WASHINGTON — Why hello fall! While the calendar may not officially mark the start of autumn just yet, temperatures tell a different story. A lot of the daytime highs Monday will only top out in…
WASHINGTON — Why hello fall! While the calendar may not officially mark the start of autumn just yet, temperatures tell a different story.
A lot of the daytime highs Monday will only top out in the 60s. The last time the D.C. region had daytime highs in the 60s was June 4, 2015. Temperatures will climb to back around normal this week, just in time for the autumnal equinox.
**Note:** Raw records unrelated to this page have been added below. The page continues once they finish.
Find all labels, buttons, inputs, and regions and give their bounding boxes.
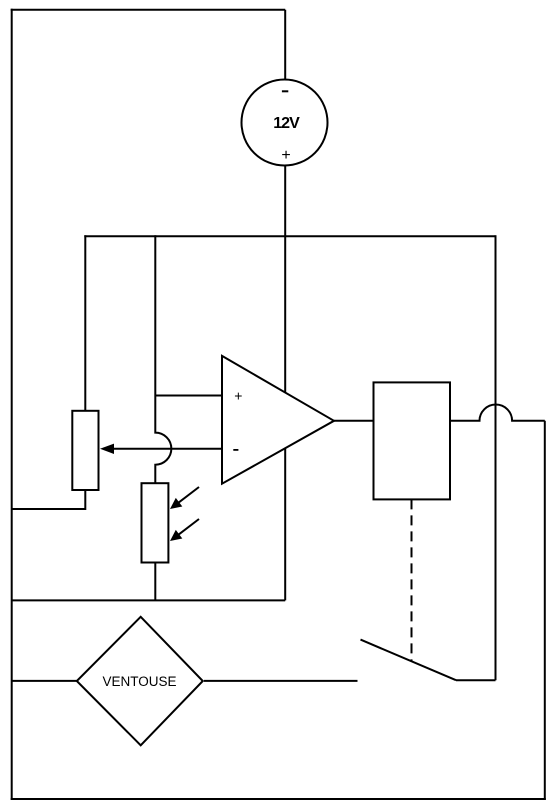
wire right-bus [495, 235, 497, 680]
wire frame-top [11, 9, 286, 11]
dashed actuation link [411, 499, 413, 662]
wire source-top [284, 10, 286, 80]
wire relay-output with hop [450, 405, 545, 421]
wire supply-bus [84, 235, 495, 237]
wire frame-bottom [11, 798, 546, 800]
wiper arrowhead [100, 444, 114, 454]
wire source-bottom-vertical [284, 166, 286, 601]
svg-text:+: + [281, 147, 290, 164]
LDR arrow 2 [170, 519, 199, 541]
wire ldr-top with hop [155, 235, 171, 483]
wire pot-bottom [12, 489, 86, 509]
relay coil K1 [374, 382, 451, 499]
wire opamp-minus-input wiper [113, 448, 222, 450]
wire diamond-left [12, 680, 77, 682]
potentiometer R1 [72, 411, 98, 490]
wire ldr-bottom [154, 562, 156, 601]
svg-text:+: + [234, 388, 242, 404]
wire frame-left [11, 9, 13, 800]
actuator diamond VENTOUSE [77, 617, 203, 746]
wire switch-left-contact [204, 680, 358, 682]
wire opamp-output [334, 420, 374, 422]
switch blade [361, 640, 457, 681]
svg-text:VENTOUSE: VENTOUSE [102, 674, 176, 689]
photoresistor LDR [142, 483, 169, 562]
voltage source V1 12V [242, 80, 328, 166]
op-amp U1 [222, 356, 334, 484]
LDR arrow 1 [170, 487, 199, 509]
svg-text:12V: 12V [273, 115, 300, 132]
wire ground-bus [12, 599, 286, 601]
wire opamp-plus-input [155, 395, 222, 397]
wire pot-top [84, 235, 86, 411]
wire switch-right [456, 679, 496, 681]
wire right-return [544, 421, 546, 800]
The autumnal equinox arrives precisely at 4:21 a.m. on Wednesday, Sept. 23. People celebrate this moment across the world because that is exactly the time when the sun passes directly over the equator. As you may recall, this happens twice a year — both in the spring and fall.
In Latin, the word “equinox” means “equal night” – “equi” meaning “equal” and “nox” meaning “night.” This signifies the equal parts of daylight and darkness. However, this is not always the case.
The sun will rise at 6:56 a.m. on Wednesday and will set at 7:04 p.m. This isn’t exactly equal. In fact, you will have to wait until Saturday, Sept. 26 to get the full equal light, equal night. The sunrise on Saturday is at 6:59 a.m. and the sunset will be at 6:59 p.m. EDT.
So what is going on here? Well, the atmosphere is to thank for this anomaly as well as the definition of sunrise and sunset. Sunrise occurs the moment the tip of the sun can be seen on the horizon, and sunset is the last minute the sun can be seen before it dips below the horizon. Also, keep in mind our atmosphere refracts, or bends, light, which makes it appear as if the sun is rising or setting earlier.
The true equinox occurs when the center of the sun’s disk crosses the celestial equator and this occurs at 4:21 a.m. EDT on Wednesday, Sept. 23. At the same time the equinox occurs in D.C., it occurs across the globe.
Temperatures on Wednesday will still be around 80 degrees, which is just slightly above the normal temperature for this time of year. However, you will notice that the hours of daylight will grow shorter up until the winter solstice, which begins at 11:49 p.m. EST on Dec. 21. This also will be the darkest day of the year, meaning the day with the least amount of daylight.
However, don’t put away those flip-flops just yet based on the calendar. According to the Climate Prediction Center, temperatures could be above average heading into the first week of October.